Paper trail: the team analysed 213 million scientific papers, published between 1800 and 2020, and examined 7.6 million patents to determine changes in knowledge over time (courtesy: Shutterstock/agsandrew)

Knowledge grows step-by-step despite the exponential growth of papers, finds study

by · Physics World

Scientific knowledge is growing at a linear rate despite an exponential increase in publications. That’s according to a study by physicists in China and the US, who say their finding points to a decline in overall scientific productivity. The study therefore contradicts the notion that productivity and knowledge grow hand in hand – but adds weight to the view that the rate of scientific discovery may be slowing or that “information fatigue” and the vast number of papers can drown out new discoveries.

Defining knowledge is complex, but it can be thought of as a network of interconnected beliefs and information. To measure it, the authors previously created a knowledge quantification index (KQI). This tool uses various scientific impact metrics to examine the network structures created by publications and their citations and quantifies how well publications reduce the uncertainty of the network, and thus knowledge.

The researchers claim the tool’s effectiveness has been validated through multiple approaches, including analysing the impact of work by Nobel laureates.

In the latest study, published on arXiv, the team analysed 213 million scientific papers, published between 1800 and 2020, as well as 7.6 million patents filed between 1976 and 2020. Using the data, they built annual snapshots of citation networks, which they then scrutinised with the KQI to observe changes in knowledge over time.

The researchers – based at Shanghai Jiao Tong University in Shanghai, the University of Minnesota in the US and the Institute of Geographic Sciences and Natural Resources Research in Beijing –found that while the number of publications has been increasing exponentially, knowledge has not.

Instead, their KQI suggests that knowledge has been growing in a linear fashion. Different scientific disciplines do display varying rates of knowledge growth, but they all have the same linear growth pattern.

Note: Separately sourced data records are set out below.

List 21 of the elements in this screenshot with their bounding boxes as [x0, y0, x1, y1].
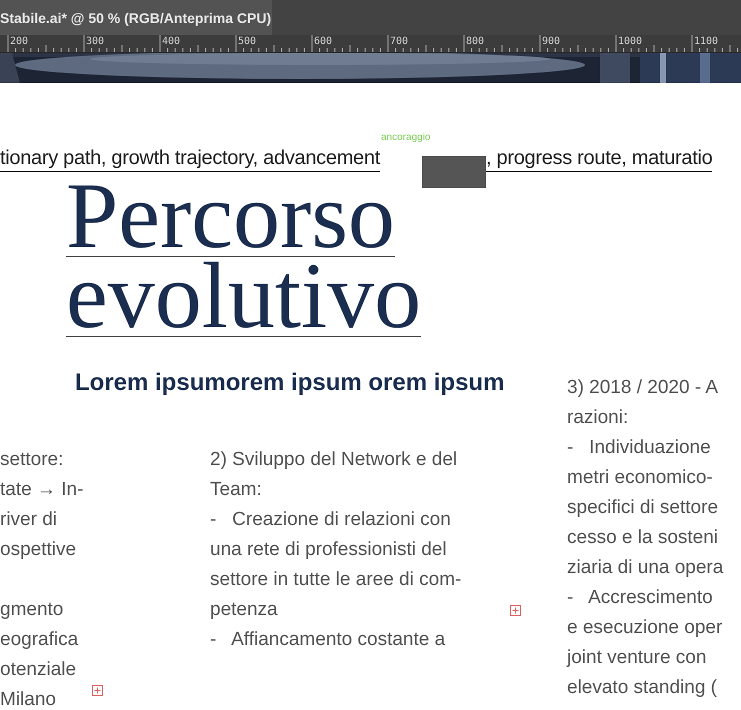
title-line: evolutivo [66, 256, 422, 337]
title-line: Percorso [66, 176, 395, 257]
ruler-label: 700 [390, 36, 408, 47]
placeholder-block [422, 156, 486, 188]
ruler-label: 400 [162, 36, 180, 47]
ruler-label: 1100 [694, 36, 718, 47]
column-text: 2) Sviluppo del Network e del Team: - Creazione di relazioni con una rete di professionisti del settore in tutte le aree di com- petenza - Affiancamento costante a [210, 448, 462, 652]
ruler-label: 800 [466, 36, 484, 47]
subtitle: Lorem ipsumorem ipsum orem ipsum [75, 369, 504, 397]
ruler-label: 900 [542, 36, 560, 47]
ruler-label: 200 [10, 36, 28, 47]
column-text: settore: tate → In- river di ospettive gmento eografica otenziale Milano [0, 448, 84, 710]
keyword-text: tionary path, growth trajectory, advancement [0, 146, 380, 172]
column-text: 3) 2018 / 2020 - A razioni: - Individuazione metri economico- specifici di settore cesso e la sosteni ziaria di una opera - Accrescimento e esecuzione oper joint venture con elevato standing ( [567, 376, 724, 700]
ruler-label: 500 [238, 36, 256, 47]
ruler-label: 1000 [618, 36, 642, 47]
ruler-label: 600 [314, 36, 332, 47]
ruler-label: 300 [86, 36, 104, 47]
keyword-text: , progress route, maturatio [486, 146, 712, 172]
anchor-label: ancoraggio [381, 132, 430, 143]
document-tab[interactable]: Stabile.ai* @ 50 % (RGB/Anteprima CPU) [0, 0, 272, 35]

Patent growth was found to be much slower than publication growth but also shows the linear growth in the KQI.

According to the authors, the analysis indicates “no significant change in the rate of human knowledge acquisition”, suggesting that our understanding of the world has been progressing at a steady pace.

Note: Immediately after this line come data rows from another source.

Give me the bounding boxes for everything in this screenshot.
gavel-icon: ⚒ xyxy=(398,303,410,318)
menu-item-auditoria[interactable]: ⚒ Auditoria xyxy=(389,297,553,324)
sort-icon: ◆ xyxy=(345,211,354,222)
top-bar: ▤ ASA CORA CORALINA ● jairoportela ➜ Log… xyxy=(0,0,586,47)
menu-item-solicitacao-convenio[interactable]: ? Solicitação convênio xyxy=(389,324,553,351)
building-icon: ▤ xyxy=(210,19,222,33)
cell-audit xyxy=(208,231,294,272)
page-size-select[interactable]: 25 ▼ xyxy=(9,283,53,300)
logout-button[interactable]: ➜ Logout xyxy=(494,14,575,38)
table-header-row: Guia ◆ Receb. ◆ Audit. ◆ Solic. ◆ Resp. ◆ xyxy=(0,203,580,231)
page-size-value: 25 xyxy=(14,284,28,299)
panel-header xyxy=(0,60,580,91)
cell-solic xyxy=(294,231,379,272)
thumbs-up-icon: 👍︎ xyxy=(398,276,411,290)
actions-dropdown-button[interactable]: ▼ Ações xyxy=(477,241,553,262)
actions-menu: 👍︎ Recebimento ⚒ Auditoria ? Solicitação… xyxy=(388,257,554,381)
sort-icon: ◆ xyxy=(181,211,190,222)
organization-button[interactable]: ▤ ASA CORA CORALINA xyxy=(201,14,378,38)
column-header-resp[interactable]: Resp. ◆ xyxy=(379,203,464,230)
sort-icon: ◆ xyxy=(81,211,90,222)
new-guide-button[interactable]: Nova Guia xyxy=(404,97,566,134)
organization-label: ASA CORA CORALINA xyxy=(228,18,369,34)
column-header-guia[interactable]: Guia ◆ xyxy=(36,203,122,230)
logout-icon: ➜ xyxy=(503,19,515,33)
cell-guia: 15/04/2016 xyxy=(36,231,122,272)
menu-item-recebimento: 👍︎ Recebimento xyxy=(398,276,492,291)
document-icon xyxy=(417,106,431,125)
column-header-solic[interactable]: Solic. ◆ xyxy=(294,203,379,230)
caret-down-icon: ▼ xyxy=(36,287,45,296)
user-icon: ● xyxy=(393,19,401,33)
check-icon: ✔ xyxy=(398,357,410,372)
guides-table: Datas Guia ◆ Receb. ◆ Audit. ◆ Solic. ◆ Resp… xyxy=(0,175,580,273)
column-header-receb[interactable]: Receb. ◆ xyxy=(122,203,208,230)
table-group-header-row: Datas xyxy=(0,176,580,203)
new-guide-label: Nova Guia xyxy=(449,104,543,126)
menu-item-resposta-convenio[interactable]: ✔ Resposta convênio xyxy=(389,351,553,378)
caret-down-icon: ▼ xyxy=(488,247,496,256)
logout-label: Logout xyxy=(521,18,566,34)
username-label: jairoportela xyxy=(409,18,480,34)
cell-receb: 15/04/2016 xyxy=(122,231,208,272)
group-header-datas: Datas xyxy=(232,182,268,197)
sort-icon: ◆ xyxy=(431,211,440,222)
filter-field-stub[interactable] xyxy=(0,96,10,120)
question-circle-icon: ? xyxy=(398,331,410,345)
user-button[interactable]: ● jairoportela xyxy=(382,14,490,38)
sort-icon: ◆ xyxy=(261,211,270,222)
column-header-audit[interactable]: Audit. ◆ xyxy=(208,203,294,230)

If scientific productivity is defined as the number of papers required to grow knowledge, this signals a significant decline in productivity, the authors claim.

The analysis also revealed inflection points associated with new discoveries, major breakthroughs and other important developments, with knowledge growing at different linear rates before and after.

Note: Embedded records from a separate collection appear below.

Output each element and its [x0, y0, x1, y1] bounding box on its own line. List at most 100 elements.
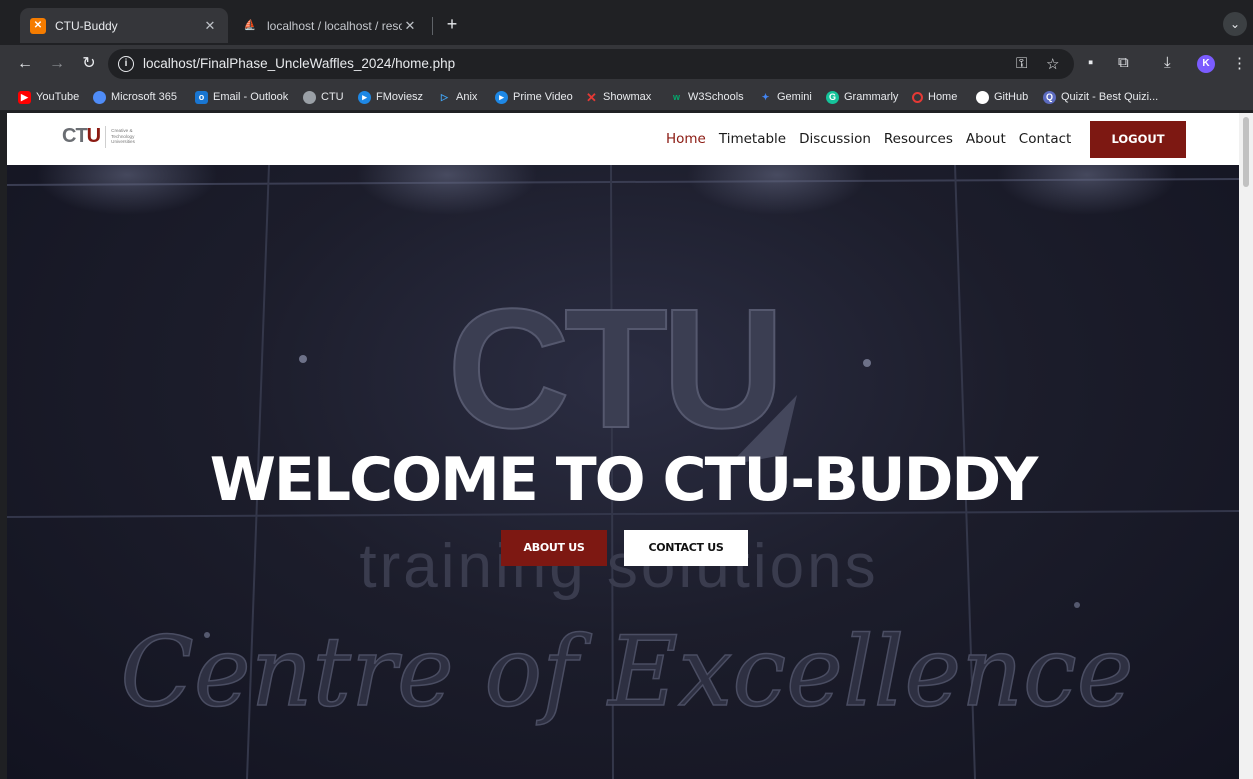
bookmark-label: Home: [928, 91, 958, 103]
tab-divider: [432, 17, 433, 35]
site-header: CTU Creative & Technology Universities H…: [7, 113, 1239, 165]
gemini-icon: ✦: [761, 91, 770, 102]
logo-line: Creative &: [111, 128, 133, 134]
back-button[interactable]: ←: [14, 53, 36, 75]
bookmark-label: W3Schools: [688, 91, 744, 103]
hero-bg-training-text: training solutions: [359, 532, 878, 601]
tab-title: CTU-Buddy: [55, 18, 118, 33]
logout-button[interactable]: LOGOUT: [1090, 121, 1186, 158]
contact-us-button[interactable]: CONTACT US: [624, 530, 748, 566]
github-icon: [976, 90, 989, 104]
bookmark-label: GitHub: [994, 91, 1029, 103]
microsoft365-icon: [93, 90, 106, 104]
ctu-logo[interactable]: CTU Creative & Technology Universities: [62, 125, 135, 148]
site-info-icon[interactable]: i: [118, 56, 134, 72]
logo-divider: [105, 125, 107, 148]
password-key-icon[interactable]: ⚿: [1016, 55, 1027, 72]
tab-phpmyadmin[interactable]: ⛵ localhost / localhost / resourc ✕: [232, 8, 428, 43]
bookmark-anix[interactable]: ▷ Anix: [438, 89, 477, 105]
main-nav: Home Timetable Discussion Resources Abou…: [666, 113, 1084, 165]
anix-icon: ▷: [441, 91, 448, 102]
phpmyadmin-icon: ⛵: [243, 20, 257, 31]
profile-avatar[interactable]: K: [1197, 55, 1215, 73]
play-icon: ▸: [358, 90, 371, 104]
bookmark-label: Email - Outlook: [213, 91, 289, 103]
nav-home[interactable]: Home: [666, 131, 706, 147]
logo-mark: CTU: [62, 125, 101, 148]
hero-section: CTU training solutions Centre of Excelle…: [7, 165, 1239, 779]
nav-contact[interactable]: Contact: [1019, 131, 1072, 147]
forward-button[interactable]: →: [46, 53, 68, 75]
logo-mark-left: CT: [62, 125, 88, 147]
bookmark-label: Microsoft 365: [111, 91, 178, 103]
extension-icon[interactable]: ▪: [1088, 54, 1093, 71]
bookmark-label: Gemini: [777, 91, 812, 103]
bookmark-prime-video[interactable]: ▸ Prime Video: [495, 89, 573, 105]
arrow-right-icon: →: [49, 55, 65, 72]
bookmark-showmax[interactable]: ✕ Showmax: [585, 89, 651, 105]
outlook-icon: o: [195, 90, 208, 104]
logo-line: Technology: [111, 133, 135, 139]
more-menu-icon[interactable]: ⋮: [1232, 54, 1247, 72]
tab-title: localhost / localhost / resourc: [267, 18, 402, 33]
logo-mark-right: U: [86, 125, 101, 147]
hero-title: WELCOME TO CTU-BUDDY: [209, 445, 1039, 515]
bookmark-youtube[interactable]: ▶ YouTube: [18, 89, 79, 105]
bookmark-ctu[interactable]: CTU: [303, 89, 344, 105]
bookmark-outlook[interactable]: o Email - Outlook: [195, 89, 288, 105]
bookmark-microsoft365[interactable]: Microsoft 365: [93, 89, 177, 105]
logo-line: Universities: [111, 139, 135, 145]
hero-bg-ctu-text: CTU: [447, 274, 778, 464]
bookmark-quizit[interactable]: Q Quizit - Best Quizi...: [1043, 89, 1158, 105]
address-bar[interactable]: i localhost/FinalPhase_UncleWaffles_2024…: [108, 49, 1074, 79]
bookmark-w3schools[interactable]: w W3Schools: [670, 89, 744, 105]
bookmark-label: Grammarly: [844, 91, 899, 103]
url-text[interactable]: localhost/FinalPhase_UncleWaffles_2024/h…: [143, 56, 455, 71]
reload-button[interactable]: ↻: [78, 53, 100, 75]
tab-ctu-buddy[interactable]: ✕ CTU-Buddy ✕: [20, 8, 228, 43]
globe-icon: [303, 90, 316, 104]
download-icon[interactable]: ⤓: [1164, 54, 1171, 71]
bookmark-label: Showmax: [603, 91, 652, 103]
prime-video-icon: ▸: [495, 90, 508, 104]
bookmark-grammarly[interactable]: G Grammarly: [826, 89, 898, 105]
bookmark-label: Prime Video: [513, 91, 573, 103]
page-viewport: CTU Creative & Technology Universities H…: [7, 113, 1239, 779]
bookmark-label: Anix: [456, 91, 478, 103]
bookmark-home[interactable]: Home: [912, 89, 957, 105]
hero-bg-excellence-text: Centre of Excellence: [120, 616, 1133, 728]
bookmark-label: CTU: [321, 91, 344, 103]
bookmark-gemini[interactable]: ✦ Gemini: [759, 89, 812, 105]
nav-timetable[interactable]: Timetable: [719, 131, 786, 147]
close-tab-icon[interactable]: ✕: [202, 18, 218, 34]
grammarly-icon: G: [826, 90, 839, 104]
nav-about[interactable]: About: [966, 131, 1006, 147]
tab-search-button[interactable]: ⌄: [1223, 12, 1247, 36]
bookmark-label: Quizit - Best Quizi...: [1061, 91, 1159, 103]
opera-icon: [912, 91, 923, 103]
browser-window: ✕ CTU-Buddy ✕ ⛵ localhost / localhost / …: [0, 0, 1253, 779]
bookmark-label: FMoviesz: [376, 91, 424, 103]
nav-discussion[interactable]: Discussion: [799, 131, 871, 147]
new-tab-button[interactable]: +: [440, 13, 464, 37]
close-tab-icon[interactable]: ✕: [402, 18, 418, 34]
bookmark-star-icon[interactable]: ☆: [1046, 55, 1059, 73]
browser-toolbar: ← → ↻ i localhost/FinalPhase_UncleWaffle…: [0, 45, 1253, 83]
reload-icon: ↻: [82, 55, 96, 72]
tab-strip: ✕ CTU-Buddy ✕ ⛵ localhost / localhost / …: [0, 0, 1253, 47]
bookmark-github[interactable]: GitHub: [976, 89, 1028, 105]
w3schools-icon: w: [672, 91, 680, 102]
bookmark-fmoviesz[interactable]: ▸ FMoviesz: [358, 89, 423, 105]
logo-subtitle: Creative & Technology Universities: [111, 128, 135, 144]
showmax-icon: ✕: [586, 89, 597, 105]
youtube-icon: ▶: [18, 90, 31, 104]
extensions-puzzle-icon[interactable]: ⧉: [1118, 54, 1129, 71]
scrollbar-thumb[interactable]: [1243, 117, 1249, 187]
arrow-left-icon: ←: [17, 55, 33, 72]
xampp-icon: ✕: [30, 17, 46, 34]
nav-resources[interactable]: Resources: [884, 131, 953, 147]
about-us-button[interactable]: ABOUT US: [501, 530, 607, 566]
page-scrollbar[interactable]: [1239, 113, 1253, 779]
quizit-icon: Q: [1043, 90, 1056, 104]
bookmark-label: YouTube: [36, 91, 80, 103]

Such inflection points create the illusion of exponential knowledge growth due to the sudden alteration in growth rates, which may, according to the study authors, have led previous studies to conclude that knowledge is growing exponentially.

Research focus

“Research has shown that the disruptiveness of individual publications – a rough indicator of knowledge growth – has been declining over recent decades,” says Xiangyi Meng, a physicist at Northwestern University in the US, who works in network science but was not involved in the research. “This suggests that the rate of knowledge growth must be slower than the exponential rise in the number of publications.”

Meng adds, however, that the linear growth finding is “surprising” and “somewhat pessimistic” – and that further analysis is needed to confirm if knowledge growth is indeed linear or whether it “more likely, follows a near-linear polynomial pattern, considering that human civilization is accelerating on a much larger scale”.

Due to the significant variation in the quality of scientific publications, Meng says that article growth may “not be a reliable denominator for measuring scientific efficiency”. Instead, he suggests that analysing research funding and how it is allocated and evolves over time might be a better focus.